The government of Pennsylvania has a message for businesses operating in the Keystone State: If a company wants to do business with Iran, business with the commonwealth will not be so easy.
That’s the mandate of the newly enacted Iran Free Procurement legislation sponsored by state House Democratic Caucus Chairman Dan Frankel of Allegheny County. HB 201, a bill prohibiting companies that invest in Iranian energy-related activities from entering into certain procurement contracts in Pennsylvania, became law on Tuesday, when it was signed by Republican Gov. Tom Corbett. It had won passage in the General Assembly last week, when the House and the Senate agreed to a marked-up version of the bill.
The new law bars any company that invests more than $20 million in any Iranian energy-related activities from entering into a state procurement contract worth more than $1 million through the Pennsylvania Department of General Services.
Similar laws have been enacted in several other states, including California, Indiana, Maryland, and Florida, according to Hank Butler, executive director of the Pennsylvania Jewish Coalition, which worked with Frankel on the legislation.
“We look at this as the next step in our terror-free investing,” Butler said, a continuation to the 2010 passage of a law prohibiting the commonwealth from investing in companies doing business with Iran and Sudan. That law has proven to be an effective means of curtailing business dealings with countries that sponsor terrorism, according to Frankel.
The new law “is the second part of a two-stage plan for Pennsylvania to take a stand against Iran,” Frankel said in a prepared statement. “In 2010, we passed Act 44, which requires the four state retirement funds — PSERS, SERS, PMRS and the Treasurer’s Office — to divest from companies doing business with Iran or Sudan. A report last year from the state Treasurer’s Office shows that almost 25 companies have ceased business with Iran as a result of Act 44.”
Under the new legislation, DGS is mandated to keep and maintain a list of companies that invest $20 million in Iran’s energy sector and to post this information on its website.
To enter into a DGS contract worth more than $1 million, a company has to file an affidavit with the department certifying that it is not on the list of companies that do business with Iran. The penalty for false certification is $250,000, or twice the amount of the contract, whichever is greater, and suspension of the existing contract for three years. After three years, DGS could terminate the contract.

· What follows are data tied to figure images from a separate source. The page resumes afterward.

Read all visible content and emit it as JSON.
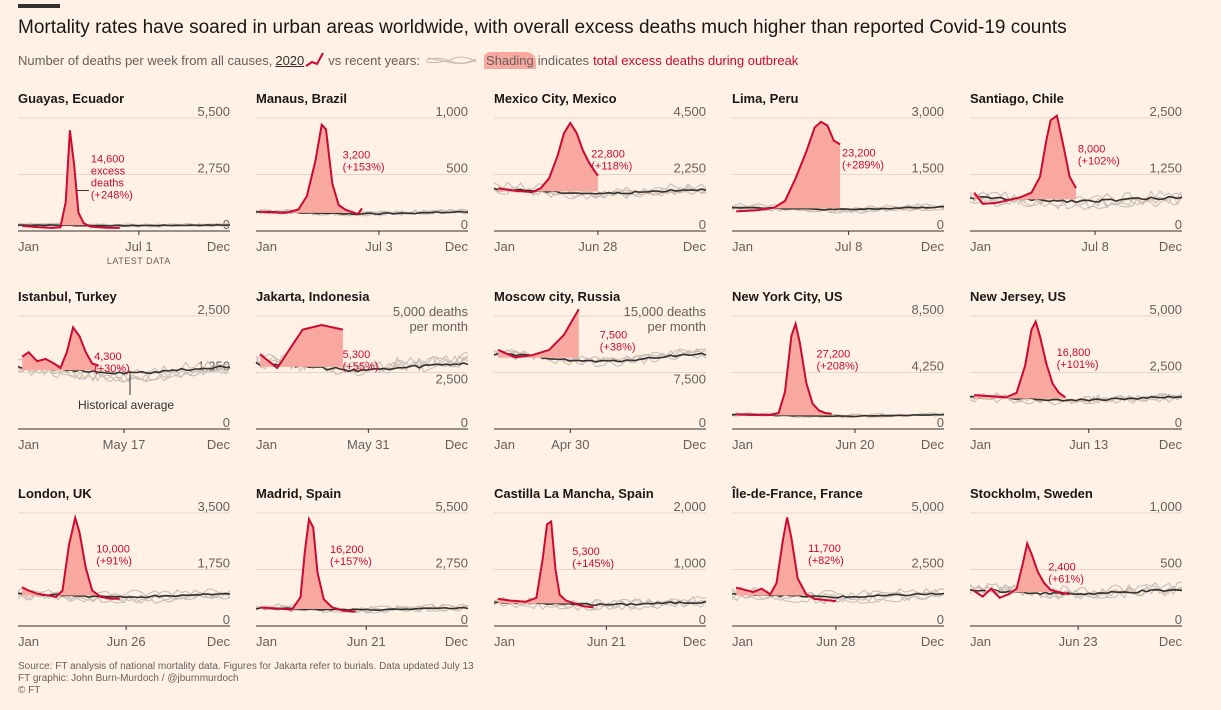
{
  "header": {
    "title": "Mortality rates have soared in urban areas worldwide, with overall excess deaths much higher than reported Covid-19 counts",
    "subtitle_lead": "Number of deaths per week from all causes,",
    "subtitle_2020": "2020",
    "subtitle_vs": "vs recent years:",
    "subtitle_shading": "Shading",
    "subtitle_indicates": "indicates",
    "subtitle_excess": "total excess deaths during outbreak"
  },
  "footer": {
    "source": "Source: FT analysis of national mortality data. Figures for Jakarta refer to burials. Data updated July 13",
    "graphic": "FT graphic: John Burn-Murdoch / @jburnmurdoch",
    "copyright": "© FT"
  },
  "colors": {
    "background": "#fff1e5",
    "red": "#cc0a31",
    "shade": "#f8a89e",
    "historical": "#33302e",
    "recent": "#c9bfb7"
  },
  "chart_data": [
    {
      "type": "line",
      "title": "Guayas, Ecuador",
      "ylim": [
        0,
        5500
      ],
      "yticks": [
        "5,500",
        "2,750",
        "0"
      ],
      "xticks": [
        "Jan",
        "Jul 1",
        "Dec"
      ],
      "last_label": "Jul 1",
      "extra_label": "LATEST DATA",
      "annotation": [
        "14,600",
        "excess",
        "deaths",
        "(+248%)"
      ],
      "ann_pos": "left-arrow",
      "x_2020": [
        0.02,
        0.1,
        0.16,
        0.2,
        0.225,
        0.245,
        0.265,
        0.285,
        0.31,
        0.34,
        0.38,
        0.42,
        0.48
      ],
      "y_2020": [
        250,
        180,
        150,
        180,
        1400,
        4900,
        3200,
        900,
        380,
        220,
        180,
        160,
        150
      ],
      "base_ratio": 0.05,
      "noise": 0.01
    },
    {
      "type": "line",
      "title": "Manaus, Brazil",
      "ylim": [
        0,
        1000
      ],
      "yticks": [
        "1,000",
        "500",
        "0"
      ],
      "xticks": [
        "Jan",
        "Jul 3",
        "Dec"
      ],
      "last_label": "Jul 3",
      "annotation": [
        "3,200",
        "(+153%)"
      ],
      "x_2020": [
        0.02,
        0.08,
        0.14,
        0.2,
        0.24,
        0.28,
        0.31,
        0.33,
        0.36,
        0.39,
        0.42,
        0.45,
        0.48,
        0.5
      ],
      "y_2020": [
        170,
        165,
        160,
        190,
        310,
        620,
        940,
        900,
        420,
        230,
        190,
        170,
        150,
        200
      ],
      "base_ratio": 0.16,
      "noise": 0.02
    },
    {
      "type": "line",
      "title": "Mexico City, Mexico",
      "ylim": [
        0,
        4500
      ],
      "yticks": [
        "4,500",
        "2,250",
        "0"
      ],
      "xticks": [
        "Jan",
        "Jun 28",
        "Dec"
      ],
      "last_label": "Jun 28",
      "annotation": [
        "22,800",
        "(+118%)"
      ],
      "x_2020": [
        0.02,
        0.1,
        0.18,
        0.22,
        0.26,
        0.3,
        0.33,
        0.36,
        0.39,
        0.42,
        0.45,
        0.49
      ],
      "y_2020": [
        1700,
        1600,
        1550,
        1700,
        2100,
        3000,
        3900,
        4300,
        3900,
        3200,
        2700,
        2200
      ],
      "base_ratio": 0.35,
      "noise": 0.03
    },
    {
      "type": "line",
      "title": "Lima, Peru",
      "ylim": [
        0,
        3000
      ],
      "yticks": [
        "3,000",
        "1,500",
        "0"
      ],
      "xticks": [
        "Jan",
        "Jul 8",
        "Dec"
      ],
      "last_label": "Jul 8",
      "annotation": [
        "23,200",
        "(+289%)"
      ],
      "x_2020": [
        0.02,
        0.12,
        0.2,
        0.25,
        0.3,
        0.35,
        0.39,
        0.42,
        0.45,
        0.48,
        0.51
      ],
      "y_2020": [
        520,
        550,
        620,
        800,
        1400,
        2100,
        2750,
        2900,
        2800,
        2400,
        2300
      ],
      "base_ratio": 0.2,
      "noise": 0.02
    },
    {
      "type": "line",
      "title": "Santiago, Chile",
      "ylim": [
        0,
        2500
      ],
      "yticks": [
        "2,500",
        "1,250",
        "0"
      ],
      "xticks": [
        "Jan",
        "Jul 8",
        "Dec"
      ],
      "last_label": "Jul 8",
      "annotation": [
        "8,000",
        "(+102%)"
      ],
      "x_2020": [
        0.02,
        0.06,
        0.12,
        0.18,
        0.24,
        0.29,
        0.33,
        0.36,
        0.38,
        0.41,
        0.44,
        0.47,
        0.5
      ],
      "y_2020": [
        850,
        600,
        620,
        680,
        750,
        850,
        1200,
        2000,
        2450,
        2550,
        1900,
        1200,
        950
      ],
      "base_ratio": 0.28,
      "noise": 0.04
    },
    {
      "type": "line",
      "title": "Istanbul, Turkey",
      "ylim": [
        0,
        2500
      ],
      "yticks": [
        "2,500",
        "1,250",
        "0"
      ],
      "xticks": [
        "Jan",
        "May 17",
        "Dec"
      ],
      "last_label": "May 17",
      "annotation": [
        "4,300",
        "(+30%)"
      ],
      "note": "Historical average",
      "x_2020": [
        0.02,
        0.05,
        0.09,
        0.13,
        0.17,
        0.2,
        0.23,
        0.26,
        0.29,
        0.32,
        0.35,
        0.38
      ],
      "y_2020": [
        1600,
        1700,
        1500,
        1550,
        1450,
        1350,
        1700,
        2250,
        2050,
        1700,
        1450,
        1400
      ],
      "base_ratio": 0.52,
      "noise": 0.04
    },
    {
      "type": "line",
      "title": "Jakarta, Indonesia",
      "ylim": [
        0,
        5000
      ],
      "yticks": [
        "5,000 deaths",
        "per month",
        "2,500",
        "0"
      ],
      "xticks": [
        "Jan",
        "May 31",
        "Dec"
      ],
      "last_label": "May 31",
      "annotation": [
        "5,300",
        "(+55%)"
      ],
      "x_2020": [
        0.02,
        0.1,
        0.22,
        0.31,
        0.41
      ],
      "y_2020": [
        3300,
        2700,
        4400,
        4600,
        4400
      ],
      "base_ratio": 0.55,
      "noise": 0.05
    },
    {
      "type": "line",
      "title": "Moscow city, Russia",
      "ylim": [
        0,
        15000
      ],
      "yticks": [
        "15,000 deaths",
        "per month",
        "7,500",
        "0"
      ],
      "xticks": [
        "Jan",
        "Apr 30",
        "Dec"
      ],
      "last_label": "Apr 30",
      "annotation": [
        "7,500",
        "(+38%)"
      ],
      "x_2020": [
        0.02,
        0.1,
        0.18,
        0.26,
        0.33,
        0.4
      ],
      "y_2020": [
        10500,
        9500,
        9800,
        10500,
        12500,
        17500
      ],
      "base_ratio": 0.63,
      "noise": 0.03
    },
    {
      "type": "line",
      "title": "New York City, US",
      "ylim": [
        0,
        8500
      ],
      "yticks": [
        "8,500",
        "4,250",
        "0"
      ],
      "xticks": [
        "Jan",
        "Jun 20",
        "Dec"
      ],
      "last_label": "Jun 20",
      "annotation": [
        "27,200",
        "(+208%)"
      ],
      "x_2020": [
        0.02,
        0.12,
        0.18,
        0.22,
        0.25,
        0.28,
        0.3,
        0.32,
        0.35,
        0.38,
        0.41,
        0.44,
        0.47
      ],
      "y_2020": [
        1100,
        1080,
        1050,
        1200,
        2800,
        7000,
        7900,
        6500,
        3500,
        1900,
        1400,
        1200,
        1150
      ],
      "base_ratio": 0.12,
      "noise": 0.01
    },
    {
      "type": "line",
      "title": "New Jersey, US",
      "ylim": [
        0,
        5000
      ],
      "yticks": [
        "5,000",
        "2,500",
        "0"
      ],
      "xticks": [
        "Jan",
        "Jun 13",
        "Dec"
      ],
      "last_label": "Jun 13",
      "annotation": [
        "16,800",
        "(+101%)"
      ],
      "x_2020": [
        0.02,
        0.1,
        0.17,
        0.22,
        0.26,
        0.29,
        0.31,
        0.33,
        0.36,
        0.39,
        0.42,
        0.45
      ],
      "y_2020": [
        1500,
        1450,
        1400,
        1600,
        2800,
        4400,
        4750,
        4100,
        2900,
        2000,
        1600,
        1400
      ],
      "base_ratio": 0.27,
      "noise": 0.03
    },
    {
      "type": "line",
      "title": "London, UK",
      "ylim": [
        0,
        3500
      ],
      "yticks": [
        "3,500",
        "1,750",
        "0"
      ],
      "xticks": [
        "Jan",
        "Jun 26",
        "Dec"
      ],
      "last_label": "Jun 26",
      "annotation": [
        "10,000",
        "(+91%)"
      ],
      "x_2020": [
        0.02,
        0.05,
        0.09,
        0.14,
        0.18,
        0.21,
        0.24,
        0.27,
        0.29,
        0.32,
        0.35,
        0.39,
        0.44,
        0.48
      ],
      "y_2020": [
        1200,
        1100,
        1000,
        950,
        900,
        1100,
        2500,
        3350,
        2900,
        1800,
        1100,
        900,
        850,
        850
      ],
      "base_ratio": 0.27,
      "noise": 0.03
    },
    {
      "type": "line",
      "title": "Madrid, Spain",
      "ylim": [
        0,
        5500
      ],
      "yticks": [
        "5,500",
        "2,750",
        "0"
      ],
      "xticks": [
        "Jan",
        "Jun 21",
        "Dec"
      ],
      "last_label": "Jun 21",
      "annotation": [
        "16,200",
        "(+157%)"
      ],
      "x_2020": [
        0.02,
        0.1,
        0.17,
        0.21,
        0.23,
        0.25,
        0.27,
        0.29,
        0.32,
        0.36,
        0.41,
        0.47
      ],
      "y_2020": [
        900,
        850,
        800,
        1400,
        3600,
        5200,
        4800,
        2600,
        1300,
        900,
        750,
        700
      ],
      "base_ratio": 0.15,
      "noise": 0.02
    },
    {
      "type": "line",
      "title": "Castilla La Mancha, Spain",
      "ylim": [
        0,
        2000
      ],
      "yticks": [
        "2,000",
        "1,000",
        "0"
      ],
      "xticks": [
        "Jan",
        "Jun 21",
        "Dec"
      ],
      "last_label": "Jun 21",
      "annotation": [
        "5,300",
        "(+145%)"
      ],
      "x_2020": [
        0.02,
        0.08,
        0.15,
        0.2,
        0.23,
        0.25,
        0.27,
        0.29,
        0.31,
        0.34,
        0.38,
        0.42,
        0.47
      ],
      "y_2020": [
        480,
        450,
        430,
        500,
        1200,
        1800,
        1850,
        1000,
        550,
        450,
        400,
        350,
        330
      ],
      "base_ratio": 0.2,
      "noise": 0.03
    },
    {
      "type": "line",
      "title": "Île-de-France, France",
      "ylim": [
        0,
        5000
      ],
      "yticks": [
        "5,000",
        "2,500",
        "0"
      ],
      "xticks": [
        "Jan",
        "Jun 28",
        "Dec"
      ],
      "last_label": "Jun 28",
      "annotation": [
        "11,700",
        "(+82%)"
      ],
      "x_2020": [
        0.02,
        0.06,
        0.1,
        0.14,
        0.18,
        0.21,
        0.24,
        0.26,
        0.28,
        0.31,
        0.35,
        0.39,
        0.44,
        0.49
      ],
      "y_2020": [
        1700,
        1600,
        1500,
        1650,
        1400,
        1900,
        3800,
        4800,
        3900,
        2100,
        1400,
        1200,
        1150,
        1100
      ],
      "base_ratio": 0.27,
      "noise": 0.03
    },
    {
      "type": "line",
      "title": "Stockholm, Sweden",
      "ylim": [
        0,
        1000
      ],
      "yticks": [
        "1,000",
        "500",
        "0"
      ],
      "xticks": [
        "Jan",
        "Jun 23",
        "Dec"
      ],
      "last_label": "Jun 23",
      "annotation": [
        "2,400",
        "(+61%)"
      ],
      "x_2020": [
        0.02,
        0.06,
        0.1,
        0.14,
        0.18,
        0.22,
        0.25,
        0.27,
        0.29,
        0.32,
        0.35,
        0.38,
        0.42,
        0.47
      ],
      "y_2020": [
        310,
        260,
        330,
        250,
        280,
        330,
        560,
        730,
        640,
        480,
        380,
        320,
        300,
        280
      ],
      "base_ratio": 0.3,
      "noise": 0.04
    }
  ]
}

“This legislation presents a clear choice: Either companies can do business with the terror-sponsoring state of Iran or they can do business with the commonwealth of Pennsylvania. But they can’t do both,” Frankel said.
Through its lobbying efforts, the Pennsylvania Jewish community was instrumental in seeing that the terror-free bill became law, according to Butler.
“The Federations have spoken in one voice,” he said. “When legislators all over Pennsylvania get the same phone calls, it definitely has an impact. It was a great team effort.”
The new law makes a “powerful statement,” according to Gregg Roman, director of the Jewish Federation of Greater Pittsburgh’s Community Relations Council and a board member of the PJC. In assisting the PJC in its lobbying efforts, Roman helped form counter-arguments and explain the fallacies of those entities opposing the anti-terrorism bill, he said.
He credited Frankel, as well as Rep. Mike Turzai (R-Allegheny), Senate Minority Leader Jay Costa (D-Allegheny) and Sen. Joe Scarnati (R-Jefferson), as being instrumental in getting the bill passed.
“They were all friends to the Pittsburgh Jewish community in this effort,” Roman said.
Frankel said he worked closely with Sen. Mike Stack (D-Philadelphia) on the legislation.
Coupled with last summer’s enactment of the Holocaust and genocidal education law, and the progress being made on Pennsylvania’s Educational Improvement Tax Credit program, which would ultimately increase the number of scholarships available to day schools, Butler noted: “It’s been a pretty good session.”